4 of 4 people found the following review helpful
2.0 out of 5 stars
A thin, unrepresentative slice of life, Oct 19 2008
By Harry Eagar - Published on Amazon.com
This review is from: The American 1890s-PB (Paperback)
This book, no doubt intended for college survey courses, is misnamed. It is not about the American 1890s but about an unrepresentative slice of them: the aspirant and financially comfortable, if politically and socially nervous, middle classes. A surprising number of the selections deal with college -- from Teddy Roosevelt's "The College Graduate and Public Life" to Annie Payson Call's almost unbelievably dumb "The Greatest Need of College Girls."
In the 1890s, most people didn't even go to high school, much less college. Warren Harding, who lived in the prosperous town of Marion, Ohio, which had 10,000 inhabitants, was one of only 10 high school graduates his year.
Missing from the survey is any sign of ordinary folks: there are no articles from newspapers and certainly not from the Police Gazette; none from the very influential religious press; none from the numerous Socialist, radical and farmer magazines.
What we are given is a selection from the would-be serious magazines like The Critic, Scribner's, Atlantic Monthly and Harper's, some of which are still around and still have approximately the same kind of limited readership they had in 1895: typical of nothing much.

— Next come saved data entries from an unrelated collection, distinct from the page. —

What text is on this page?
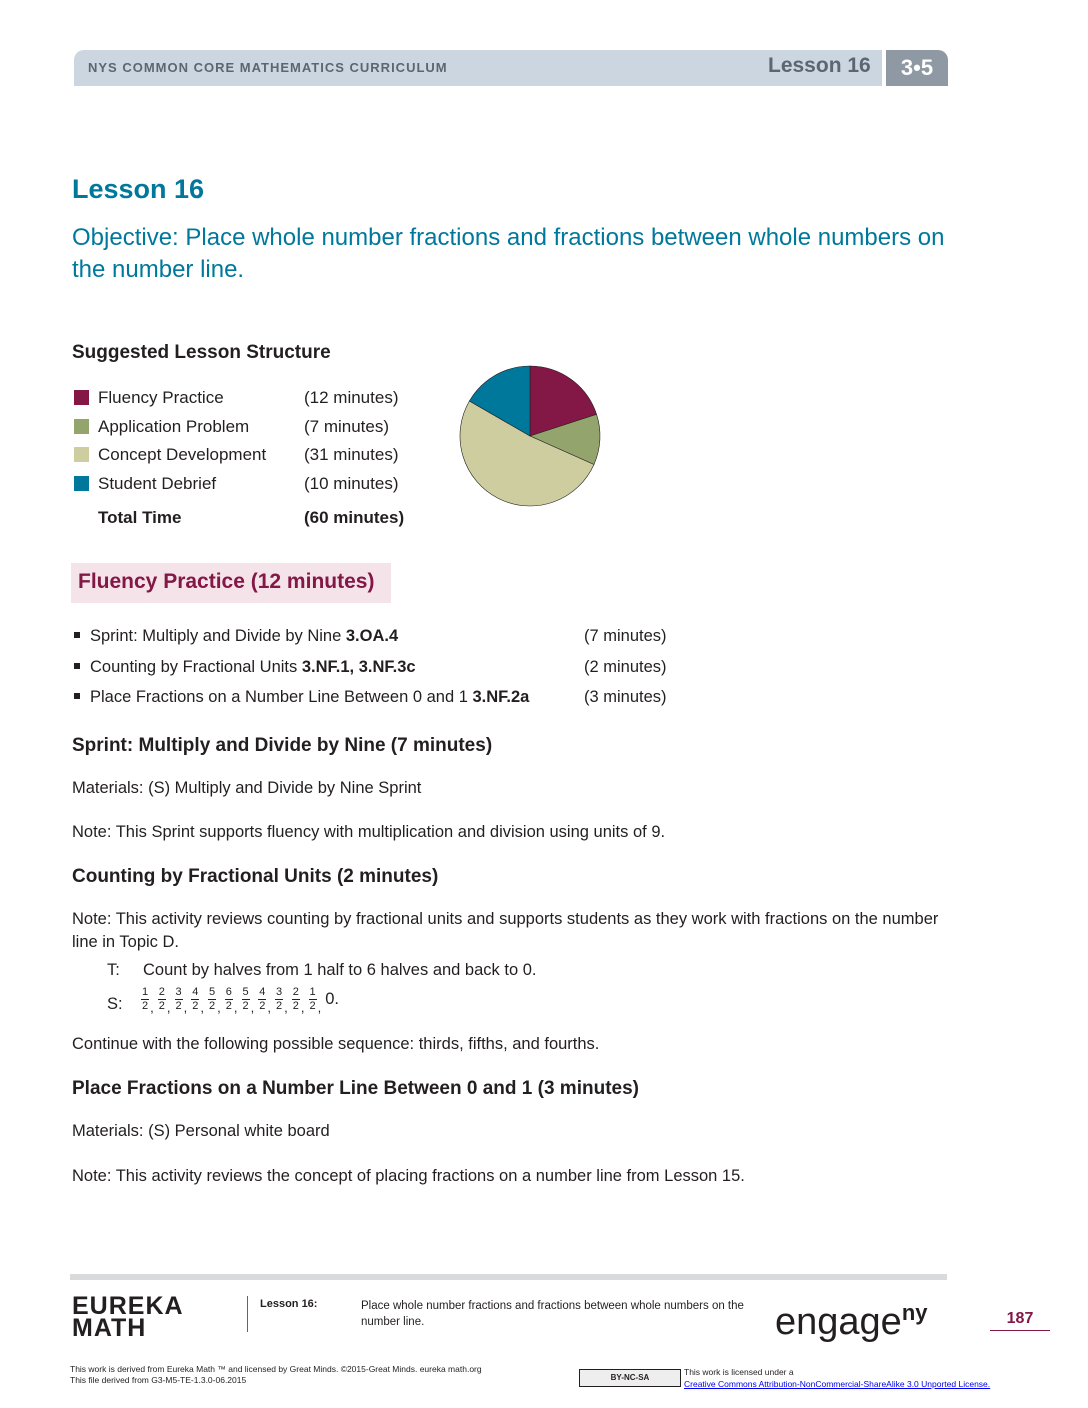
NYS COMMON CORE MATHEMATICS CURRICULUM	Lesson 16	3•5
Lesson 16
Objective: Place whole number fractions and fractions between whole numbers on the number line.
Suggested Lesson Structure
Fluency Practice	(12 minutes)
Application Problem	(7 minutes)
Concept Development (31 minutes)
Student Debrief	(10 minutes)
Total Time	(60 minutes)
Fluency Practice (12 minutes)
Sprint: Multiply and Divide by Nine 3.OA.4	(7 minutes)
Counting by Fractional Units 3.NF.1, 3.NF.3c	(2 minutes)
Place Fractions on a Number Line Between 0 and 1 3.NF.2a	(3 minutes)
Sprint: Multiply and Divide by Nine (7 minutes)
Materials: (S) Multiply and Divide by Nine Sprint
Note: This Sprint supports fluency with multiplication and division using units of 9.
Counting by Fractional Units (2 minutes)
Note: This activity reviews counting by fractional units and supports students as they work with fractions on the number line in Topic D.
T: Count by halves from 1 half to 6 halves and back to 0.
S: $\frac{1}{2} _, \frac{2}{2} _, \frac{3}{2} _, \frac{4}{2} _, \frac{5}{2} _, \frac{6}{2} _, \frac{5}{2} _, \frac{4}{2} _, \frac{3}{2} _, \frac{2}{2} _, \frac{1}{2} _,$ 0.
Continue with the following possible sequence: thirds, fifths, and fourths.
Place Fractions on a Number Line Between 0 and 1 (3 minutes)
Materials: (S) Personal white board
Note: This activity reviews the concept of placing fractions on a number line from Lesson 15.
EUREKA
MATH
Lesson 16:	Place whole number fractions and fractions between whole numbers on the number line.	engage$^{ny}$	187
This work is derived from Eureka Math ™ and licensed by Great Minds. ©2015-Great Minds. eureka math.org
This file derived from G3-M5-TE-1.3.0-06.2015	BY-NC-SA
This work is licensed under a
Creative Commons Attribution-NonCommercial-ShareAlike 3.0 Unported License.
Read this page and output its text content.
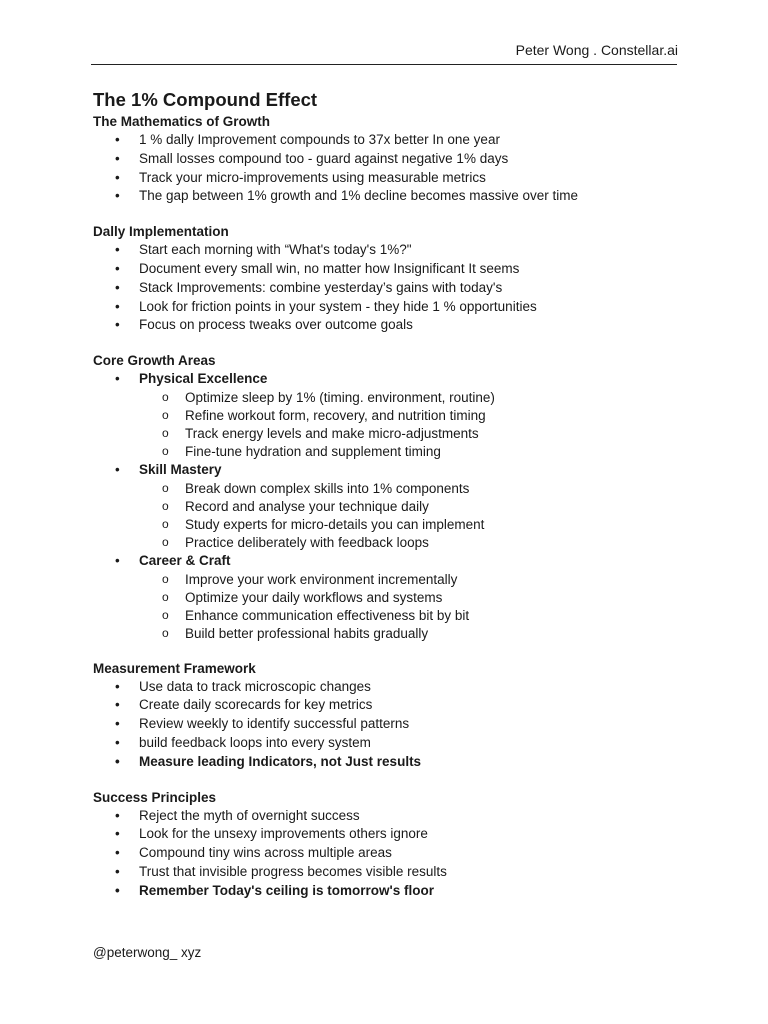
Peter Wong . Constellar.ai
The 1% Compound Effect
The Mathematics of Growth
• 1 % dally Improvement compounds to 37x better In one year
• Small losses compound too - guard against negative 1% days
• Track your micro-improvements using measurable metrics
• The gap between 1% growth and 1% decline becomes massive over time
Dally Implementation
• Start each morning with “What's today's 1%?"
• Document every small win, no matter how Insignificant It seems
• Stack Improvements: combine yesterday’s gains with today's
• Look for friction points in your system - they hide 1 % opportunities
• Focus on process tweaks over outcome goals
Core Growth Areas
• Physical Excellence
o Optimize sleep by 1% (timing. environment, routine)
o Refine workout form, recovery, and nutrition timing
o Track energy levels and make micro-adjustments
o Fine-tune hydration and supplement timing
• Skill Mastery
o Break down complex skills into 1% components
o Record and analyse your technique daily
o Study experts for micro-details you can implement
o Practice deliberately with feedback loops
• Career & Craft
o Improve your work environment incrementally
o Optimize your daily workflows and systems
o Enhance communication effectiveness bit by bit
o Build better professional habits gradually
Measurement Framework
• Use data to track microscopic changes
• Create daily scorecards for key metrics
• Review weekly to identify successful patterns
• build feedback loops into every system
• Measure leading Indicators, not Just results
Success Principles
• Reject the myth of overnight success
• Look for the unsexy improvements others ignore
• Compound tiny wins across multiple areas
• Trust that invisible progress becomes visible results
• Remember Today's ceiling is tomorrow's floor
@peterwong_ xyz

This is not to say that some of the selections are not interesting, although for about half, the main interest is in seeing how silly and trivial our great-grandparents could be.
Susan B. Anthony's "The Status of Woman" from the Arena has merit, and so does Simon Pokagan's "The Future of the Red Man" from Forum.
"The Gospel of Relaxation" by William James in Scribner's will do nothing to enhance his reputation, but the fact that he delivered this tedious lecture many times must reveal something.
I suppose we are intended to draw conclusions about the American 1890s after reading this selection, but it cannot be done. And the editors are no help.
Although they are politically correct (the vocabulary will leap out within the first few paragraphs of their introduction) and so overselect those who would "resist a dominant culture," they choose voices that were, from their own low-status experiences, like W.E.B du Bous, as aspirant as the troubled white middle class magazine subscribers who the editors so obviously find unappealing.
However, they then place these challengers in a false position, as punch-pulling compromisers. Maybe they were, but it is not true, as Susan Harris and Melanie Dawson assert, that it was "rare and difficult to speak against a dominant society." These were the years when, to take one example among thousands, the Single-Taxer Henry George was running for mayor of New York City and selling his radical books by the hundreds of thousands.
Such voices were rare to non-existent in the pages of the Chautauquan, but they were noisy, vibrant, courageous, cranky, goofy, wonderful, serious and everywhere in the real American 1890s.